Mubarak may be out by week’s end
Mubarak may be out by week’s end
An Egyptian court ordered the release of ousted President Hosni Mubarak as his lawyer told reporters that he may be out of prison by the end of the week.
The court gave the prosecution 48 hours to appeal the release order, but a judicial source at the general prosecutor’s office told Mada Masr that they may decide not to appeal, which means Mubarak could be out by Thursday after some procedural paperwork.
Earlier on Wednesday, a North Cairo misdemeanor appeals court accepted a petition for Mubarak’s release in a corruption case in which he stands accused of illegally receiving gifts worth millions of pounds on an annual basis from Al-Ahram state media institution, state news agency MENA reported.
This case was the last remaining legal grounds for his temporary detention, after courts ordered his release in three other cases, MENA reported.
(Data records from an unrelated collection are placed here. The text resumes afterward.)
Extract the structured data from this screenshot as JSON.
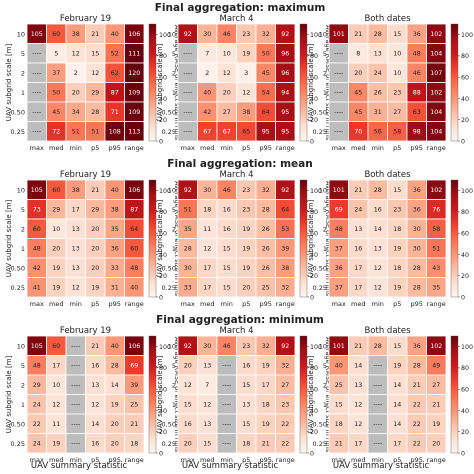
{
  "row_titles": [
    "Final aggregation: maximum",
    "Final aggregation: mean",
    "Final aggregation: minimum"
  ],
  "panel_titles": [
    "February 19",
    "March 4",
    "Both dates"
  ],
  "y_axis_label": "UAV subgrid scale [m]",
  "x_axis_label": "UAV summary statistic",
  "colorbar_label": "Average RMSE of effect size in runs",
  "colorbar_ticks": [
    "0",
    "20",
    "40",
    "60",
    "80",
    "100"
  ],
  "colors": {
    "low": "#fff5f0",
    "high": "#67000d",
    "missing": "#bdbdbd"
  },
  "chart_data": {
    "type": "heatmap",
    "x": [
      "max",
      "med",
      "min",
      "p5",
      "p95",
      "range"
    ],
    "y": [
      "10",
      "5",
      "2",
      "1",
      "0.50",
      "0.25"
    ],
    "vmin": 0,
    "vmax": 110,
    "missing_label": "----",
    "panels": [
      {
        "row": "maximum",
        "panel": "February 19",
        "values": [
          [
            105,
            60,
            38,
            21,
            40,
            106
          ],
          [
            null,
            5,
            12,
            15,
            52,
            111
          ],
          [
            null,
            37,
            2,
            12,
            62,
            120
          ],
          [
            null,
            50,
            20,
            29,
            87,
            109
          ],
          [
            null,
            45,
            34,
            28,
            71,
            109
          ],
          [
            null,
            72,
            51,
            51,
            108,
            113
          ]
        ]
      },
      {
        "row": "maximum",
        "panel": "March 4",
        "values": [
          [
            92,
            30,
            46,
            23,
            32,
            92
          ],
          [
            null,
            7,
            10,
            19,
            50,
            96
          ],
          [
            null,
            2,
            12,
            3,
            45,
            96
          ],
          [
            null,
            40,
            20,
            12,
            54,
            94
          ],
          [
            null,
            42,
            27,
            38,
            64,
            95
          ],
          [
            null,
            67,
            67,
            65,
            95,
            95
          ]
        ]
      },
      {
        "row": "maximum",
        "panel": "Both dates",
        "values": [
          [
            101,
            21,
            28,
            15,
            36,
            102
          ],
          [
            null,
            8,
            13,
            10,
            48,
            104
          ],
          [
            null,
            20,
            24,
            10,
            46,
            107
          ],
          [
            null,
            45,
            26,
            23,
            88,
            102
          ],
          [
            null,
            45,
            31,
            27,
            63,
            104
          ],
          [
            null,
            70,
            56,
            58,
            98,
            104
          ]
        ]
      },
      {
        "row": "mean",
        "panel": "February 19",
        "values": [
          [
            105,
            60,
            38,
            21,
            40,
            106
          ],
          [
            73,
            29,
            17,
            29,
            38,
            87
          ],
          [
            60,
            10,
            13,
            20,
            35,
            64
          ],
          [
            48,
            20,
            13,
            20,
            36,
            60
          ],
          [
            42,
            19,
            13,
            20,
            33,
            48
          ],
          [
            41,
            19,
            12,
            19,
            31,
            40
          ]
        ]
      },
      {
        "row": "mean",
        "panel": "March 4",
        "values": [
          [
            92,
            30,
            46,
            23,
            32,
            92
          ],
          [
            51,
            18,
            16,
            23,
            28,
            64
          ],
          [
            35,
            11,
            16,
            19,
            26,
            53
          ],
          [
            28,
            12,
            15,
            19,
            26,
            39
          ],
          [
            30,
            17,
            15,
            19,
            26,
            38
          ],
          [
            33,
            17,
            15,
            20,
            25,
            32
          ]
        ]
      },
      {
        "row": "mean",
        "panel": "Both dates",
        "values": [
          [
            101,
            21,
            28,
            15,
            36,
            102
          ],
          [
            69,
            24,
            16,
            23,
            36,
            76
          ],
          [
            48,
            13,
            14,
            18,
            30,
            58
          ],
          [
            37,
            16,
            13,
            19,
            30,
            51
          ],
          [
            36,
            17,
            12,
            18,
            28,
            43
          ],
          [
            37,
            17,
            12,
            19,
            28,
            35
          ]
        ]
      },
      {
        "row": "minimum",
        "panel": "February 19",
        "values": [
          [
            105,
            60,
            null,
            21,
            40,
            106
          ],
          [
            48,
            17,
            null,
            16,
            28,
            69
          ],
          [
            29,
            10,
            null,
            13,
            14,
            39
          ],
          [
            24,
            12,
            null,
            12,
            19,
            25
          ],
          [
            22,
            11,
            null,
            14,
            20,
            21
          ],
          [
            24,
            19,
            null,
            16,
            20,
            18
          ]
        ]
      },
      {
        "row": "minimum",
        "panel": "March 4",
        "values": [
          [
            92,
            30,
            46,
            23,
            32,
            92
          ],
          [
            20,
            13,
            null,
            16,
            19,
            32
          ],
          [
            12,
            7,
            null,
            15,
            17,
            27
          ],
          [
            15,
            12,
            null,
            13,
            18,
            23
          ],
          [
            16,
            13,
            null,
            15,
            19,
            22
          ],
          [
            20,
            15,
            null,
            18,
            21,
            22
          ]
        ]
      },
      {
        "row": "minimum",
        "panel": "Both dates",
        "values": [
          [
            101,
            21,
            28,
            15,
            36,
            102
          ],
          [
            40,
            14,
            null,
            19,
            28,
            49
          ],
          [
            25,
            13,
            null,
            14,
            21,
            27
          ],
          [
            15,
            12,
            null,
            14,
            22,
            21
          ],
          [
            18,
            12,
            null,
            14,
            22,
            19
          ],
          [
            21,
            17,
            null,
            17,
            22,
            20
          ]
        ]
      }
    ]
  }
}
The ousted president is being retried on charges of ordering the killing of protesters during the 18-day popular uprising in 2011 that led to his removal by the Supreme Council of the Armed Forces. Since he has served the maximum amount of pre-trial detention permitted in this case, he can wait the retrial proceedings out of prison.
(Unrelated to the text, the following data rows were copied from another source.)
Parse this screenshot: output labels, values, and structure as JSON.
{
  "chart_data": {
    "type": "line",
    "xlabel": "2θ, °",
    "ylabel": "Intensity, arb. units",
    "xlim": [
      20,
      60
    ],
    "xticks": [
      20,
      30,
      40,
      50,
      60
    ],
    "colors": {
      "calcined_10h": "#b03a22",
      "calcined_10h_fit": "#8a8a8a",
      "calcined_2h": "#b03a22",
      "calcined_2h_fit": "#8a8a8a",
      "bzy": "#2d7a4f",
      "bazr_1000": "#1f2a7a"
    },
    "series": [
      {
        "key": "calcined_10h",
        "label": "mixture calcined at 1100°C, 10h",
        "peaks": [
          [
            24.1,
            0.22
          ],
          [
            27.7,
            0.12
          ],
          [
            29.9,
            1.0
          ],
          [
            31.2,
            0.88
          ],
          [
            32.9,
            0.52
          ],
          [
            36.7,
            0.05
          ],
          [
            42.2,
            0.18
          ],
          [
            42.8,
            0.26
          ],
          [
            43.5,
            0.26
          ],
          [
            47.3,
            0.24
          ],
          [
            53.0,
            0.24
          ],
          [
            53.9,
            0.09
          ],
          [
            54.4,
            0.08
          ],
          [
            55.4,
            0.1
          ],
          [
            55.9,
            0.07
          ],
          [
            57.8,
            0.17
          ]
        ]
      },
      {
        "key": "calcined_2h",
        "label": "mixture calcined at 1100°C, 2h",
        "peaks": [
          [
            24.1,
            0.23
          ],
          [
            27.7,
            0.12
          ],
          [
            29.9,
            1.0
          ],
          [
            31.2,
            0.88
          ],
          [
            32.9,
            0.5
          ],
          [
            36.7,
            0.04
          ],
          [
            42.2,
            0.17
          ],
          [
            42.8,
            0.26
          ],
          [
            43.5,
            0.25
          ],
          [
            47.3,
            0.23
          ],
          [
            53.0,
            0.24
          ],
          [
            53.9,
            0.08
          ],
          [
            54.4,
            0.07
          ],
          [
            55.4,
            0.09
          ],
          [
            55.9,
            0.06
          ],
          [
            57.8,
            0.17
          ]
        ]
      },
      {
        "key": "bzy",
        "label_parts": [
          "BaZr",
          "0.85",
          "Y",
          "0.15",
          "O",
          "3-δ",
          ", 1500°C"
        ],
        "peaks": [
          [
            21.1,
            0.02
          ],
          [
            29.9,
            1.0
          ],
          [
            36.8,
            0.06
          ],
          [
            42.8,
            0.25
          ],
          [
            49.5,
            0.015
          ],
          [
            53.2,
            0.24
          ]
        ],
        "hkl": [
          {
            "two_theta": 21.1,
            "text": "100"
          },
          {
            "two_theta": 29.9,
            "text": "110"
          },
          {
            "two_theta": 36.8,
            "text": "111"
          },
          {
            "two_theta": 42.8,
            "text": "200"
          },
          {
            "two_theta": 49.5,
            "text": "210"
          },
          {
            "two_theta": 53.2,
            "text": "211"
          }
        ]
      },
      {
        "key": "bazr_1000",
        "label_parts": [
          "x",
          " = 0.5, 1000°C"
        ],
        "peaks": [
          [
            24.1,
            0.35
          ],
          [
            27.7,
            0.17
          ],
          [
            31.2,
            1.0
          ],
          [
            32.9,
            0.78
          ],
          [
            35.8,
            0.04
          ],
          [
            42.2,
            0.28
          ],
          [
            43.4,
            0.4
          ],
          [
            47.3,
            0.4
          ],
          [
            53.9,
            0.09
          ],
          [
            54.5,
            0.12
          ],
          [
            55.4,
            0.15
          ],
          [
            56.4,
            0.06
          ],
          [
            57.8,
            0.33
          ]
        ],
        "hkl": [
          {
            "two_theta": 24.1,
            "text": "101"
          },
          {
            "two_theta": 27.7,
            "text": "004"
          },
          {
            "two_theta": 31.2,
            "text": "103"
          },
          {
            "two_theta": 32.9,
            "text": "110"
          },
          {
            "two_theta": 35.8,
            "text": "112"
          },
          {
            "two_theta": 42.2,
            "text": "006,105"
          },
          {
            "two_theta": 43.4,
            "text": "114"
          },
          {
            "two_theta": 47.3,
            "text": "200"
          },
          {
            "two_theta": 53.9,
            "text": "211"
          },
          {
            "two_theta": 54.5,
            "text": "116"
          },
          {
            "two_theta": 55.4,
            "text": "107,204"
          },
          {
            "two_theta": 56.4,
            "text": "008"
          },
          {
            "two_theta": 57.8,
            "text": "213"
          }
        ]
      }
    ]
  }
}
Last year, he was sentenced to life in prison for failing to prevent the killing of more than 800 protesters, and later a court accepted his appeal for retrial. He was being held at the Tora Prison hospital due to his medical condition.
The next hearing in the case regarding the killing of protesters is set for August 25.
Judges from the court had headed to Tora Prison early in the day to review the petition for Mubarak’s release two days after North Cairo criminal court’s decision ordering Mubarak’s release while keeping his two sons, Alaa and Gamal, in detention on corruption charges in the presidential palace case.
Ahmed Ezzat, a lawyer at the Association for Freedom of Though and Expression, explained that Mubarak had completed the maximum duration of temporary detention in all cases, which is two years for the killing protesters case, six months for the corruption charges and three months for the Al-Ahram gifts case.
Ezzat said that the most important of these cases is the killing of protesters, for which the proceedings have been lagging recently and the general prosecution, Ezzat says, has long been reluctant to submit evidence that incriminates Mubarak.
He is concerned that due to the current political developments, political factions currently being demonized, including the Muslim Brotherhood, may end up being wrongly incriminated in these politicized cases.
Mohamed Morsi, who came to power as the first elected civilian president after Mubarak’s ouster, was deposed by the army as mass protests demanded he step down after one year in office.
He is currently being detained pending investigation into charges of espionage, killing of protesters during the 2012 presidential palace protests, as well as the opening of the Wadi al-Natrun prison during the 2011 uprising.
Yasser al-Hawary, official spokesperson of the Free Egyptians Party, is unsurprised by the release order since Mubarak should have been tried in a political case, and not on charges of illegally owning property and receiving gifts from Al-Ahram, since these insignificant cases are mired in legal loopholes, he said.
“None of the governments that have been in place since Mubarak’s trial have done anything to implement transitional justice laws and measures,” he said. “In the killing of protesters case, all the evidence is in general intelligence and state security so it will not be submitted.”
The Coalition of National Revolutionary Forces said this was a catastrophe for the January 25 revolution, adding that Mubarak should have been tried on charges related to decades of political corruption.